I have been a pianist in an accompaniment role in Scottish Traditional music bands for eight years. I have been influenced and taught by top trad piano players such as Brian McAlpine (Session A9), Andy Thorburn (Blazin’ Fiddles) and David Milligan (The Unusual Suspects). I have also been fortunate to be able to pass of this style to others at traditional music camps throughout Scotland such called Feisean, and abroad at music festivals such as Haapavesi Music Festival in Finland and at teaching camps at several major music festivals across Canada.
As someone who has learned primarily by ear and who considers themselves to be more an ensemble player as opposed to a soloist, I found it very daunting to go back to university to study jazz piano in 2008, due to often high expectations of proficient piano solo skills and sight-reading skills in that genre. I found it necessary to find a good classical teacher to help train me up, and fill in these essential gaps in my musical knowledge. I had done classical piano to Grade 6 when i was 17, but had really let the reading and attention to detail slip over the years, particularly in tone, posture and technique.
Mary McCarthy came highly recommended to me, and I went for weekly lessons. After lots of work on tone, touch and effortlessness, and many hours of listening to Peter Hagn-Meincke’s Suzuki Book 1 & 2 CD, within six months I had learned Suzuki Book 1 from memory (at the age of 26!), including all of the Twinkle Twinkle exercises. It was really good craic actually and perhaps my fellow jazz music students and folk musicians thought I was being totally shameless by learning ‘babyish’ pieces. I new it was doing me good however. I performed all the tunes from the book to several Suzuki teachers at the Kincardine O’Neill Piano Festival in a wee room at the back of the castle. I am currently working on Book 2 while at the same time working on more advanced Classical piano pieces towards my university recital in May.

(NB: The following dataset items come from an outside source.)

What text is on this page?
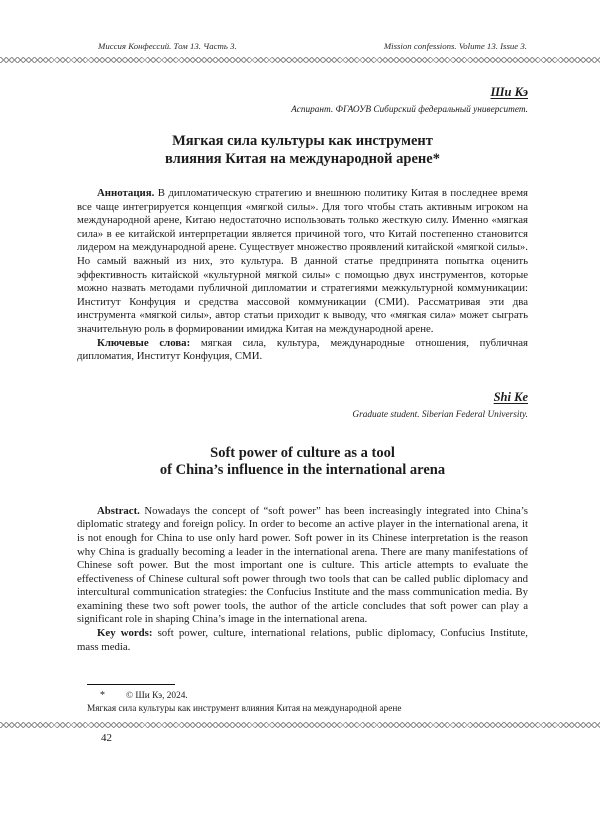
Миссия Конфессий. Том 13. Часть 3.	Mission confessions. Volume 13. Issue 3.
Ши Кэ
Аспирант. ФГАОУВ Сибирский федеральный университет.
Мягкая сила культуры как инструмент
влияния Китая на международной арене*

Аннотация. В дипломатическую стратегию и внешнюю политику Китая в последнее время все чаще интегрируется концепция «мягкой силы». Для того чтобы стать активным игроком на международной арене, Китаю недостаточно использовать только жесткую силу. Именно «мягкая сила» в ее китайской интерпретации является причиной того, что Китай постепенно становится лидером на международной арене. Существует множество проявлений китайской «мягкой силы». Но самый важный из них, это культура. В данной статье предпринята попытка оценить эффективность китайской «культурной мягкой силы» с помощью двух инструментов, которые можно назвать методами публичной дипломатии и стратегиями межкультурной коммуникации: Институт Конфуция и средства массовой коммуникации (СМИ). Рассматривая эти два инструмента «мягкой силы», автор статьи приходит к выводу, что «мягкая сила» может сыграть значительную роль в формировании имиджа Китая на международной арене.

Ключевые слова: мягкая сила, культура, международные отношения, публичная дипломатия, Институт Конфуция, СМИ.

Shi Ke
Graduate student. Siberian Federal University.
Soft power of culture as a tool
of China’s influence in the international arena

Abstract. Nowadays the concept of “soft power” has been increasingly integrated into China’s diplomatic strategy and foreign policy. In order to become an active player in the international arena, it is not enough for China to use only hard power. Soft power in its Chinese interpretation is the reason why China is gradually becoming a leader in the international arena. There are many manifestations of Chinese soft power. But the most important one is culture. This article attempts to evaluate the effectiveness of Chinese cultural soft power through two tools that can be called public diplomacy and intercultural communication strategies: the Confucius Institute and the mass communication media. By examining these two soft power tools, the author of the article concludes that soft power can play a significant role in shaping China’s image in the international arena.

Key words: soft power, culture, international relations, public diplomacy, Confucius Institute, mass media.

* © Ши Кэ, 2024.
Мягкая сила культуры как инструмент влияния Китая на международной арене
42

Through using this method, Mary has certainly opened my ears up to the idea of pianism in general. I have found myself enjoying classical pieces, to both play and listen to. The method has improved my posture, hand position, efficiency, physiological performance difficulties and most importantly, my ability to pass on my teaching methods more patiently and clearly and with a wider scope i.e. I discuss posture, touch, hand balance and even do a bit of basic sight-reading with my pupils now.
The method of observation has been key in making me feel at ease with making mistakes, and I have completely stopped apologizing profusely in lessons like I did last spring when i first started lessons with Mary! Learning an instrument can sometimes be a somewhat lonely pursuit, and it made all the easier if you are able to talk with others about it and observe each other’s lessons and performance and concerts.
For anyone learning through the Suzuki method, i cannot recommend enough making several copies of the CD, in the car, in the kitchen, in a playlist on your ipod, at work or on your computer. If it is only ‘one click away’ you are more likely to just have it on in the background, even if it’s only for 5 minutes (listening to the CD on ‘shuffle’ means that you’ll always get to hear the ones at the end of the CD just as much as the ones at the start).”